Il fait ses études à l'école Massillon, puis aux lycées Voltaire et Louis-le-Grand, et enfin à la faculté des lettres de Paris et à l'École libre des sciences politiques.
Militant dans la Résistance, il est l'un des plus jeunes correspondants de guerre des armées alliées et débute comme radio-reporter en août 1944, lors de l'insurrection de Paris. Blessé en Allemagne, près d'Ulm, en avril 1945, il devient ensuite grand reporter pour la radio, la presse et la télévision.
C'est en 1954 qu'il publie son premier roman, Plus rien au monde, que l'Académie française récompense du prix Max-Barthou, avant de lui conférer son grand prix du roman pour Le Retour, en 1964.
Toujours en 1954, il publie Jours et Nuits d'Amérique, petit essai où, contre toute attente, il critique les États-Unis, leur préférant Saint-Domingue ou Cuba, pourtant pauvres et affligés de régimes militaires à l'époque à la solde des États-Unis [réf. souhaitée].
Après avoir été rédacteur en chef de l’Actualité télévisée de la RTF, Michel Droit devient celui du Figaro littéraire, en 1961, et le reste jusqu'en 1971, tout en poursuivant parallèlement sa carrière d'écrivain.

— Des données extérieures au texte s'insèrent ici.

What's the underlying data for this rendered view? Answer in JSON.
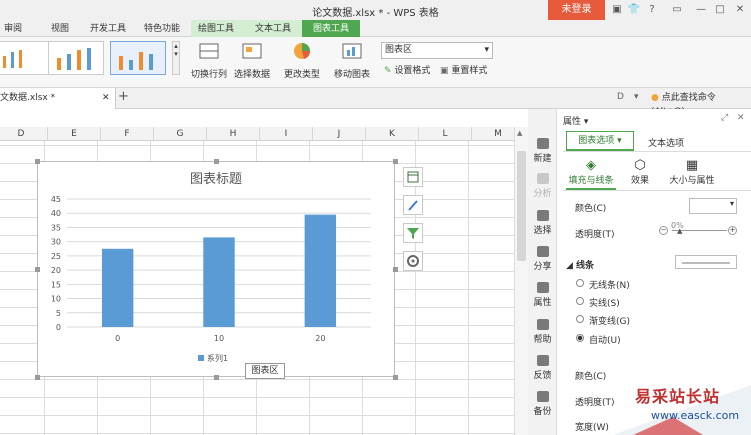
{
  "window": {
    "title": "论文数据.xlsx * - WPS 表格",
    "login_label": "未登录",
    "controls": [
      "▣",
      "👕",
      "?",
      "▭",
      "—",
      "□",
      "✕"
    ]
  },
  "ribbon_tabs": [
    {
      "label": "审阅"
    },
    {
      "label": "视图"
    },
    {
      "label": "开发工具"
    },
    {
      "label": "特色功能"
    },
    {
      "label": "绘图工具"
    },
    {
      "label": "文本工具"
    },
    {
      "label": "图表工具"
    }
  ],
  "ribbon": {
    "switch_row_col": "切换行列",
    "select_data": "选择数据",
    "change_type": "更改类型",
    "move_chart": "移动图表",
    "chart_area_select": "图表区",
    "set_format": "设置格式",
    "reset_style": "重置样式"
  },
  "doc_tab": {
    "name": "文数据.xlsx *",
    "close": "✕",
    "add": "+"
  },
  "find_command": "点此查找命令 (Alt+Q)",
  "columns": [
    "D",
    "E",
    "F",
    "G",
    "H",
    "I",
    "J",
    "K",
    "L",
    "M"
  ],
  "chart_data": {
    "type": "bar",
    "title": "图表标题",
    "categories": [
      "0",
      "10",
      "20"
    ],
    "series": [
      {
        "name": "系列1",
        "values": [
          27.5,
          31.5,
          39.5
        ],
        "color": "#5b9bd5"
      }
    ],
    "ylim": [
      0,
      45
    ],
    "yticks": [
      "0",
      "5",
      "10",
      "15",
      "20",
      "25",
      "30",
      "35",
      "40",
      "45"
    ],
    "grid": true,
    "legend": "bottom"
  },
  "chart_tooltip": "图表区",
  "task_panel": [
    {
      "label": "新建",
      "dim": false
    },
    {
      "label": "分析",
      "dim": true
    },
    {
      "label": "选择",
      "dim": false
    },
    {
      "label": "分享",
      "dim": false
    },
    {
      "label": "属性",
      "dim": false
    },
    {
      "label": "帮助",
      "dim": false
    },
    {
      "label": "反馈",
      "dim": false
    },
    {
      "label": "备份",
      "dim": false
    }
  ],
  "properties": {
    "header": "属性 ▾",
    "tab_chart_options": "图表选项 ▾",
    "tab_text_options": "文本选项",
    "subtab_fill_line": "填充与线条",
    "subtab_effects": "效果",
    "subtab_size": "大小与属性",
    "color_label": "颜色(C)",
    "transparency_label": "透明度(T)",
    "transparency_value": "0%",
    "line_section": "◢ 线条",
    "line_options": [
      "无线条(N)",
      "实线(S)",
      "渐变线(G)",
      "自动(U)"
    ],
    "line_selected": 3,
    "color2_label": "颜色(C)",
    "transparency2_label": "透明度(T)",
    "width_label": "宽度(W)"
  },
  "watermark": {
    "text": "易采站长站",
    "url": "www.easck.com"
  }
}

Membre de la CNCL, il participe en 1987 à l'audition du groupe Bouygues pour la cession de TF1. À cette occasion, il « eut à cœur de défendre la cause du régime d'Apartheid en Afrique du Sud », relève l'Almanach critique des médias, jugeant en effet que l’information est trop souvent « traitée de façon unilatérale » et demandant un « pluralisme total » sur le sujet.
En 1965, 1968 et 1969, il est le seul journaliste à s'entretenir avec le général de Gaulle sur les écrans de la télévision. Ces interventions sont diffusées en direct du palais de l'Élysée, siège de la présidence de la République.
Michel Droit a été souvent brocardé par les milieux de gauche pour son excessive révérence envers le général de Gaulle, et symbolise pour beaucoup une certaine inféodation de l'ORTF à l'« État UDR ». Ainsi Le Canard enchaîné en fait une de ses têtes de turc favorites, le surnommant « Michel Courbe », tandis qu'Hara-Kiri Hebdo le caricature régulièrement. Cette inféodation de l'ORTF lui a fait cependant parfois regretter la frilosité du pouvoir pour convier l'opposition (hommes politiques ou journalistes) sur les plateaux de télévision.
Il est l'auteur et le réalisateur des séries Ces Années-là et Cela s'appelle l'Empire, sur TF1.
Il tient, de 1969 à 1981, une chronique régulière sur France-Inter. Directeur jusqu'en 1986 des Grandes Conférences du Figaro, Michel Droit continue de travailler dans ce journal, comme éditorialiste et chroniqueur, ainsi qu'au Figaro Magazine où il a notamment la responsabilité des pages de Figaro Histoire.
En mai 1977, il signe un appel demandant l'arrêt de poursuites en cours contre le Groupe union défense (GUD), un groupe d'étudiants d'extrême droite.